Critical Development

Language design, framework development, UI design, robotics and more.

Archive for the ‘Linguistics’ Category

Language Design: Complexity, Extensibility, and Intention

Posted by Dan Vanderboom on June 14, 2010


The object-oriented approach to software is great, and that greatness draws from the power of extensibility.  That we can create our own types, our own abstractions, has opened up worlds of possibilities.  System design is largely focused on this element of development: observing and repeating object-oriented patterns, analyzing their qualities, and adding to our mental toolbox the ones that serve us best.  We also focus on collecting libraries and controls because they encapsulate the patterns we need.

This article explores computer languages as a human-machine interface, the purpose and efficacy of languages, complexity of syntactic structure, and the connection between human and computer languages.  The Archetype project is an on-going effort to incorporate these ideas into language design.  In the same way that some furniture is designed ergonomically, Archetype is an attempt to design a powerful programming language with an ergonomic focus; in other words, with the human element always in mind.

Programming Language as Human-Machine Interface

A programming language is the interface between the human mind and executable code.  The point isn’t to turn human programmers into pure mathematical or machine thinkers, but to leverage the talent that people are born with to manipulate abstract symbols in language.  There is an elite class of computer language experts who have trained themselves to think in terms of purely functional approaches, low-level assembly instructions, or regular, monotonous expression structures—and this is necessary for researchers pushing themselves to understand ever more—but for the every day developer, a more practical approach is required.

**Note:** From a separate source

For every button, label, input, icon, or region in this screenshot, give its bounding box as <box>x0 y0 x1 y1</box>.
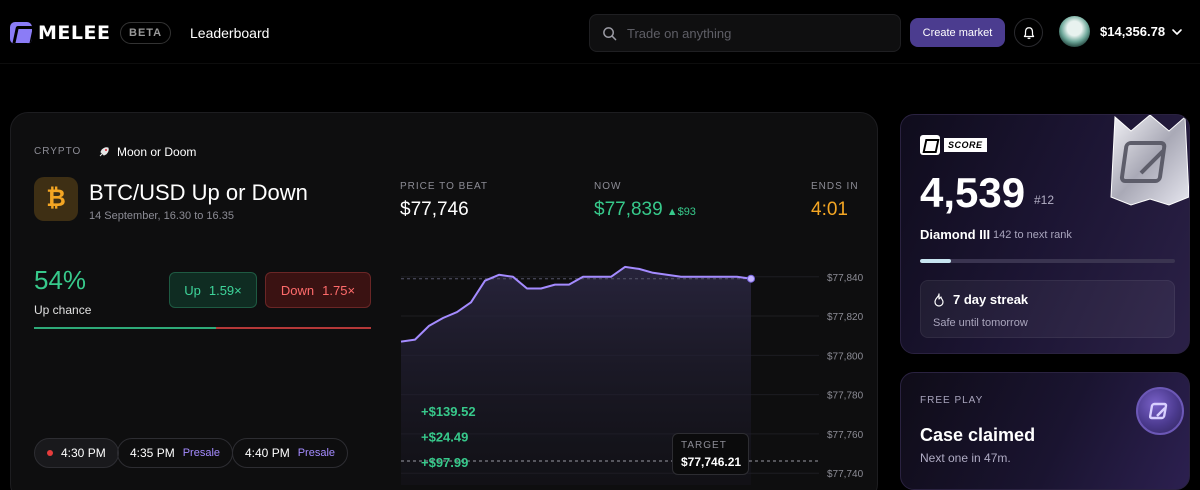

Archetype is a series of experiments to build the perfect bridge between the human mind and synthetic computation.  As such, it is based as much as possible on a small core of extensible syntax and maintains a uniformity of expression within each facet of syntax that the human mind can easily keep separate.  At the same time, it honors syntactic variety and is being designed to shift us closer to a balance where all of the elements, blocks, clauses and operation types in a language can be extended or modified equally.  These represent the two most important design tenets of Archetype: the intuitive, natural connection to the human mind, and the maximization of its expressive power.

These forces often seem at odds with each other—at first glance seemingly impossible to resolve—and yet experience has shown that the languages we use are limited in ways we’re often surprised by, indicating that processes such as analogical extension are at work in our minds but not fully leveraged by those languages.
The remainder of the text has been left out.